Şimdi sürecin tıkandığı, Kürtlerin mücadelede yeni bir ivme yakalama noktasına geldiği aşamada devlet bu azmi kırma hesabı yapmaktadır. Yeni yol haritası ve tarihi toplantıların bu amaç doğrultusunda şekillendiğinden şüphe duymamak gerekir. Ancak bu yeni sürecin siyasal olarak Kürtler lehine yeni kazanımları da içereceği açıktır. Kürt ulusal hareketi meşruiyet sınırını genişletecek, siyasal özgürlük ve yasal kazanımlar artacaktır.

Bu yeni denen sürecin esas amacının birincisi, Cumhurbaşkanlığı seçimi öncesi Kürtlerin desteğini alma çabasıdır. Yeni yol haritasını kurmayları ve Kürt hareketi üzerinden yaygınlaştırarak Kürtlerin desteği alınmaya çalışılıyor. Kendisi ise doğrudan Kürt hareketine karşı zehirli, şoven ve saldırgan bir dil kullanarak şoven tabanının tepkisini azaltma gayretindedir. Bildik bir oyun kurgusudur bu.
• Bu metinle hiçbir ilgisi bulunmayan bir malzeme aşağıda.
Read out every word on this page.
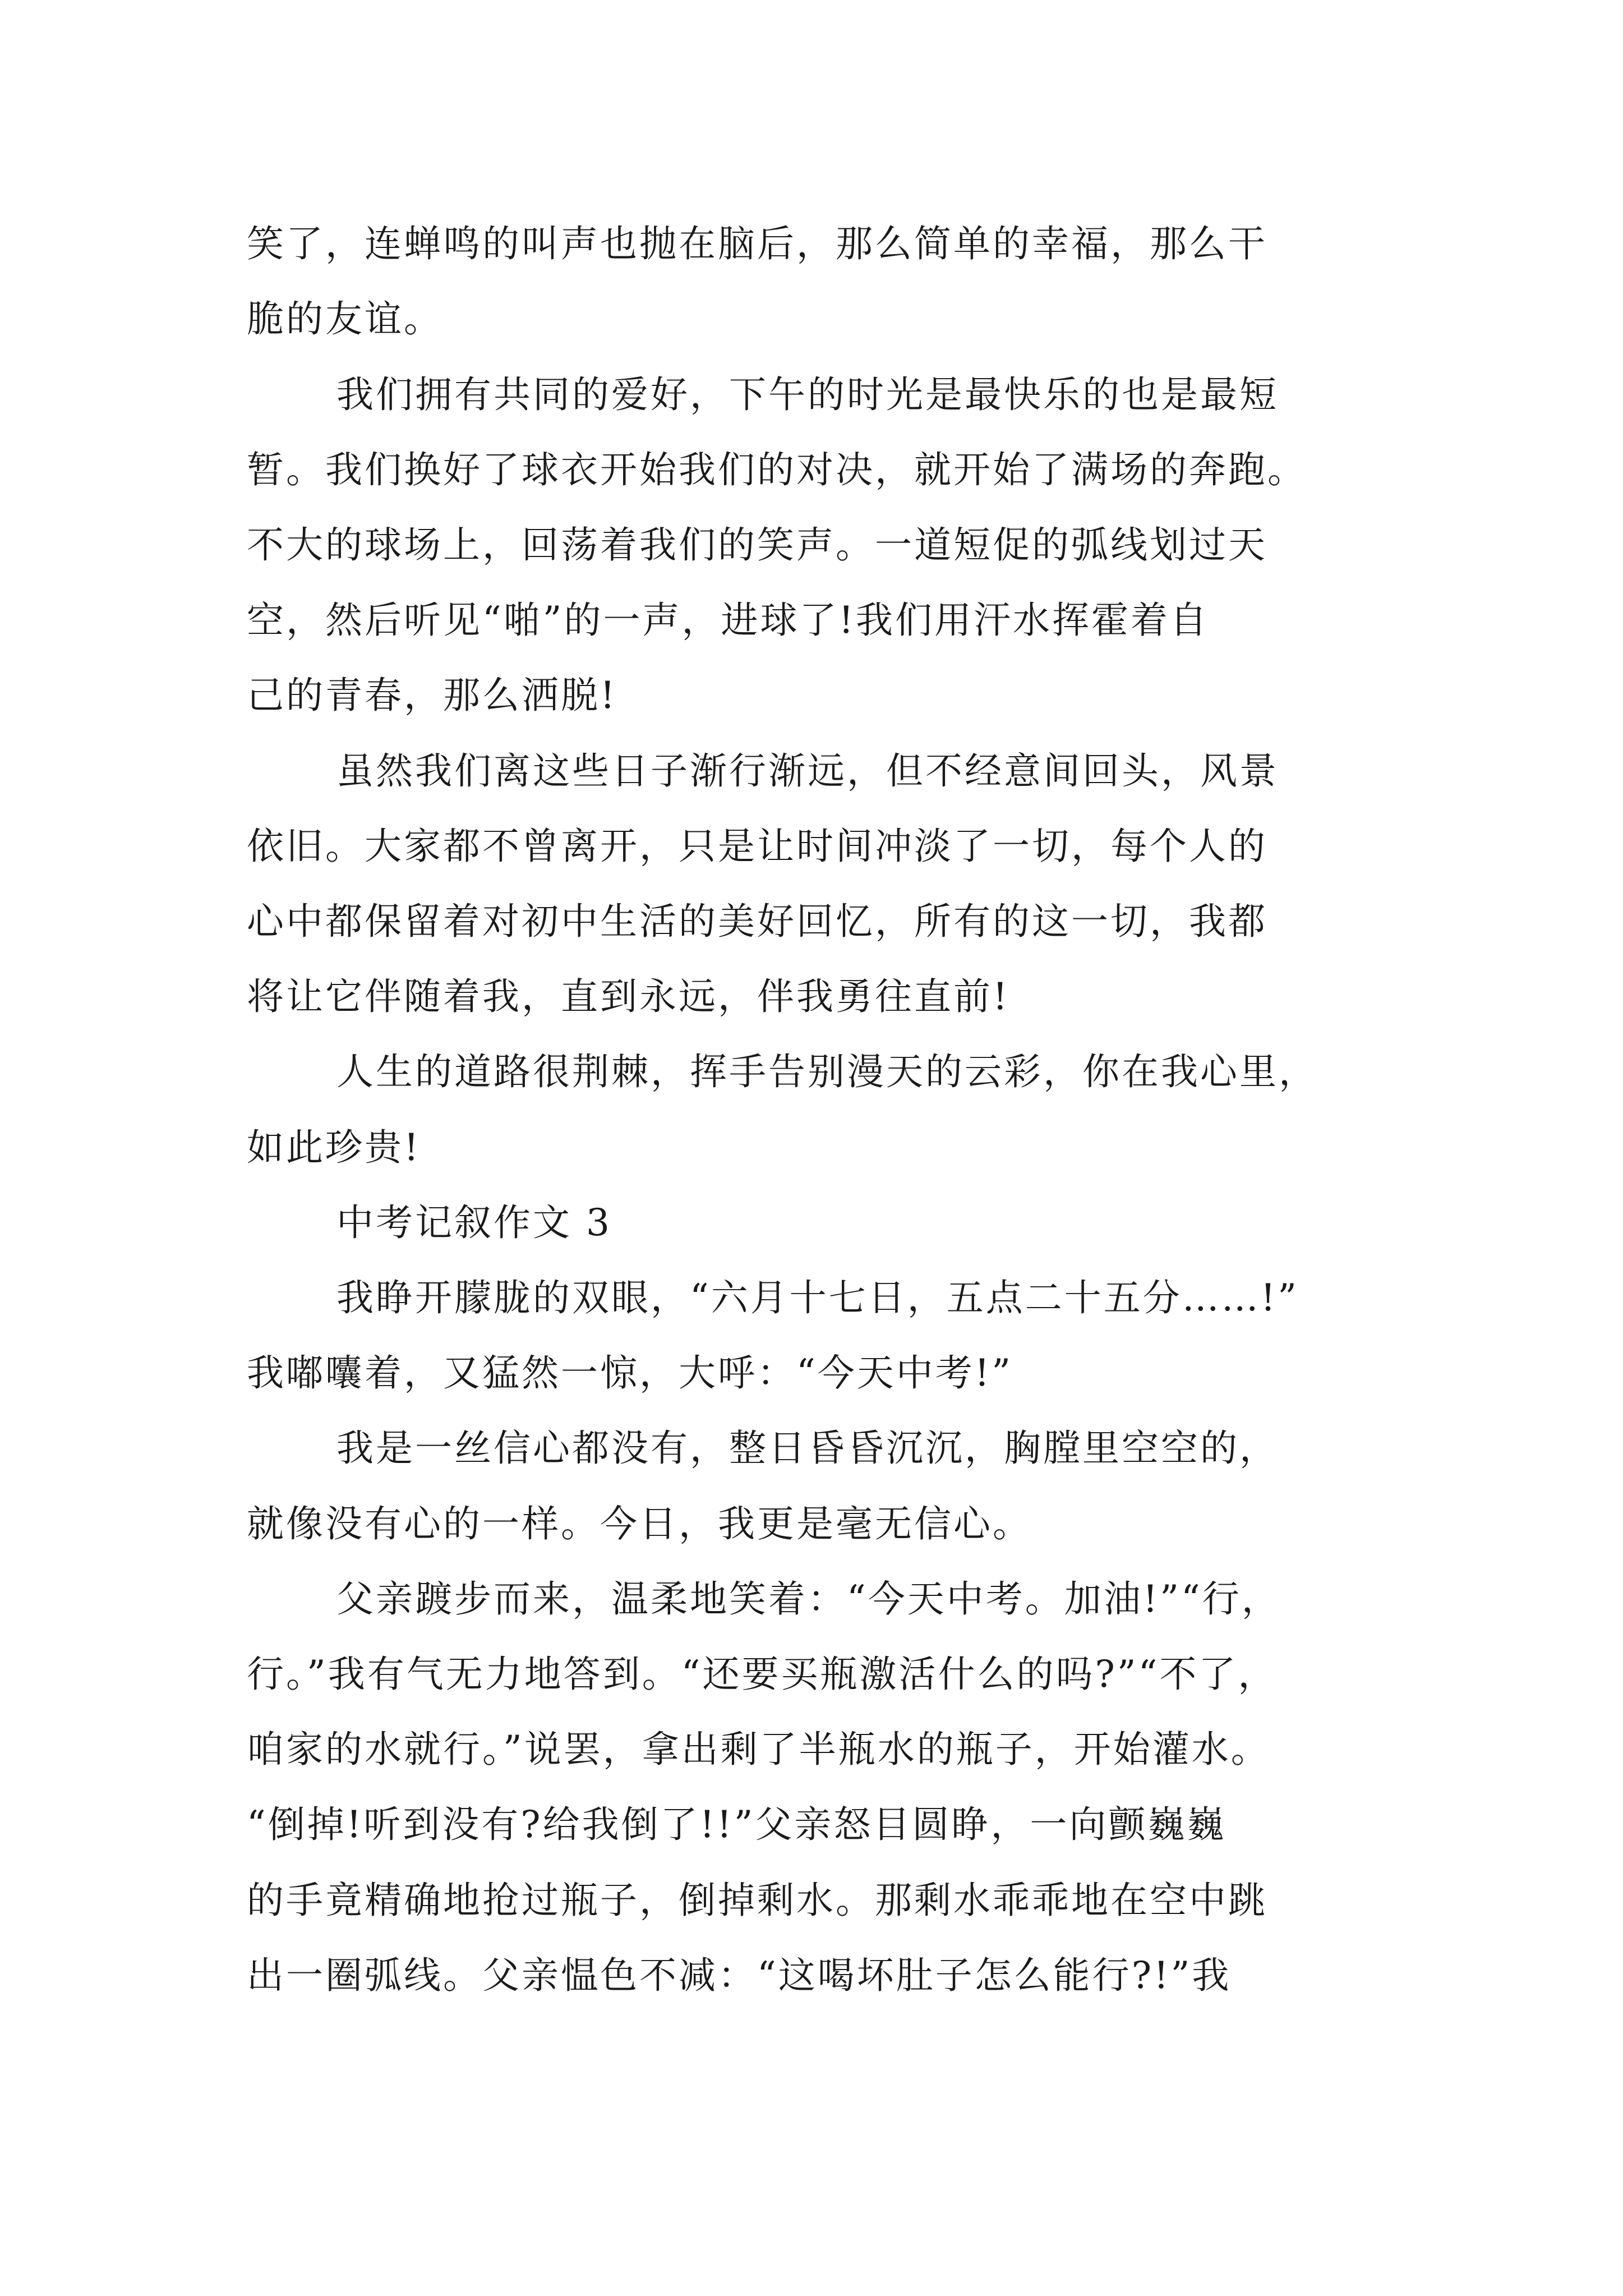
笑了，连蝉鸣的叫声也抛在脑后，那么简单的幸福，那么干

脆的友谊。

我们拥有共同的爱好，下午的时光是最快乐的也是最短

暂。我们换好了球衣开始我们的对决，就开始了满场的奔跑。

不大的球场上，回荡着我们的笑声。一道短促的弧线划过天

空，然后听见“啪”的一声，进球了!我们用汗水挥霍着自

己的青春，那么洒脱!

虽然我们离这些日子渐行渐远，但不经意间回头，风景

依旧。大家都不曾离开，只是让时间冲淡了一切，每个人的

心中都保留着对初中生活的美好回忆，所有的这一切，我都

将让它伴随着我，直到永远，伴我勇往直前!

人生的道路很荆棘，挥手告别漫天的云彩，你在我心里，

如此珍贵!

中考记叙作文 3

我睁开朦胧的双眼，“六月十七日，五点二十五分……!”

我嘟囔着，又猛然一惊，大呼：“今天中考!”

我是一丝信心都没有，整日昏昏沉沉，胸膛里空空的，

就像没有心的一样。今日，我更是毫无信心。

父亲踱步而来，温柔地笑着：“今天中考。加油!”“行，

行。”我有气无力地答到。“还要买瓶激活什么的吗?”“不了，

咱家的水就行。”说罢，拿出剩了半瓶水的瓶子，开始灌水。

“倒掉!听到没有?给我倒了!!”父亲怒目圆睁，一向颤巍巍

的手竟精确地抢过瓶子，倒掉剩水。那剩水乖乖地在空中跳

出一圈弧线。父亲愠色不减：“这喝坏肚子怎么能行?!”我
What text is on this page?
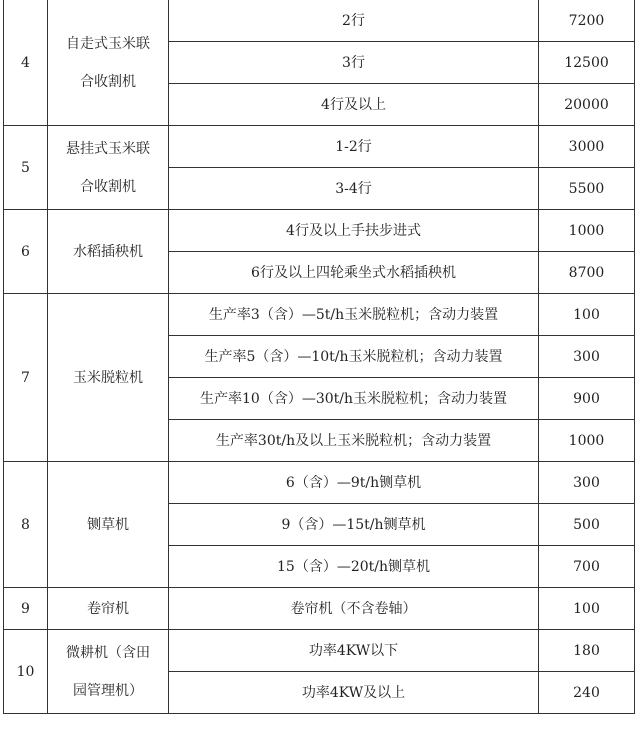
4	自走式玉米联
合收割机	2行	7200
		3行	12500
		4行及以上	20000
5	悬挂式玉米联
合收割机	1-2行	3000
		3-4行	5500
6	水稻插秧机	4行及以上手扶步进式	1000
		6行及以上四轮乘坐式水稻插秧机	8700
7	玉米脱粒机	生产率3（含）—5t/h玉米脱粒机；含动力装置	100
		生产率5（含）—10t/h玉米脱粒机；含动力装置	300
		生产率10（含）—30t/h玉米脱粒机；含动力装置	900
		生产率30t/h及以上玉米脱粒机；含动力装置	1000
8	铡草机	6（含）—9t/h铡草机	300
		9（含）—15t/h铡草机	500
		15（含）—20t/h铡草机	700
9	卷帘机	卷帘机（不含卷轴）	100
10	微耕机（含田
园管理机）	功率4KW以下	180
		功率4KW及以上	240
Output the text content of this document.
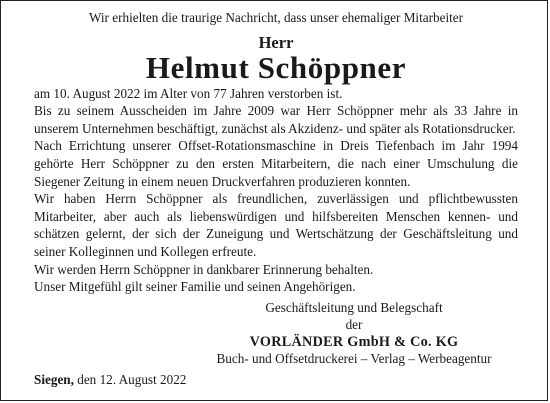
Wir erhielten die traurige Nachricht, dass unser ehemaliger Mitarbeiter

Herr
Helmut Schöppner

am 10. August 2022 im Alter von 77 Jahren verstorben ist.

Bis zu seinem Ausscheiden im Jahre 2009 war Herr Schöppner mehr als 33 Jahre in unserem Unternehmen beschäftigt, zunächst als Akzidenz- und später als Rotationsdrucker.

Nach Errichtung unserer Offset-Rotationsmaschine in Dreis Tiefenbach im Jahr 1994 gehörte Herr Schöppner zu den ersten Mitarbeitern, die nach einer Umschulung die Siegener Zeitung in einem neuen Druckverfahren produzieren konnten.

Wir haben Herrn Schöppner als freundlichen, zuverlässigen und pflichtbewussten Mitarbeiter, aber auch als liebenswürdigen und hilfsbereiten Menschen kennen- und schätzen gelernt, der sich der Zuneigung und Wertschätzung der Geschäftsleitung und seiner Kolleginnen und Kollegen erfreute.

Wir werden Herrn Schöppner in dankbarer Erinnerung behalten.

Unser Mitgefühl gilt seiner Familie und seinen Angehörigen.

Geschäftsleitung und Belegschaft
der
VORLÄNDER GmbH & Co. KG
Buch- und Offsetdruckerei – Verlag – Werbeagentur
Siegen, den 12. August 2022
İkincisi, Kürtlerin atılmayan adımlara karşı tepkisi ve yükselme eğilimi gösteren mücadelesinin kırılması amaçlıdır. Gerçekten devlet açısından yeni bir yol haritası oluşturma süreci örgütleniyorsa, bu örgütlenme sürecinin önemli bir ayağının Kürtleri zayıf düşürme ve pazarlık gücünü üstün tutma olacağı açıktır. Sürecin bu evresi “yapıcı belirsizlik” olarak da tarif ediliyor. Sürecin belirsizlik içerdiği doğrudur ama yapıcı denen şeyin devletin kendi bekası için geçerli olduğu, Kürtler içinse bunun yıkıcı olan yanı plan içindedir. Bunun için her türlü şiddet aracını ve psikolojik mücadeleyi kullanacağı da görülmelidir.  Dün nasıl bunu katliamlarla, tutuklamalarla yaptıysa bugün de aynı dozda olmasa da yeni saldırganlıklarla gerçekleştirmekten geri durmayacaktır.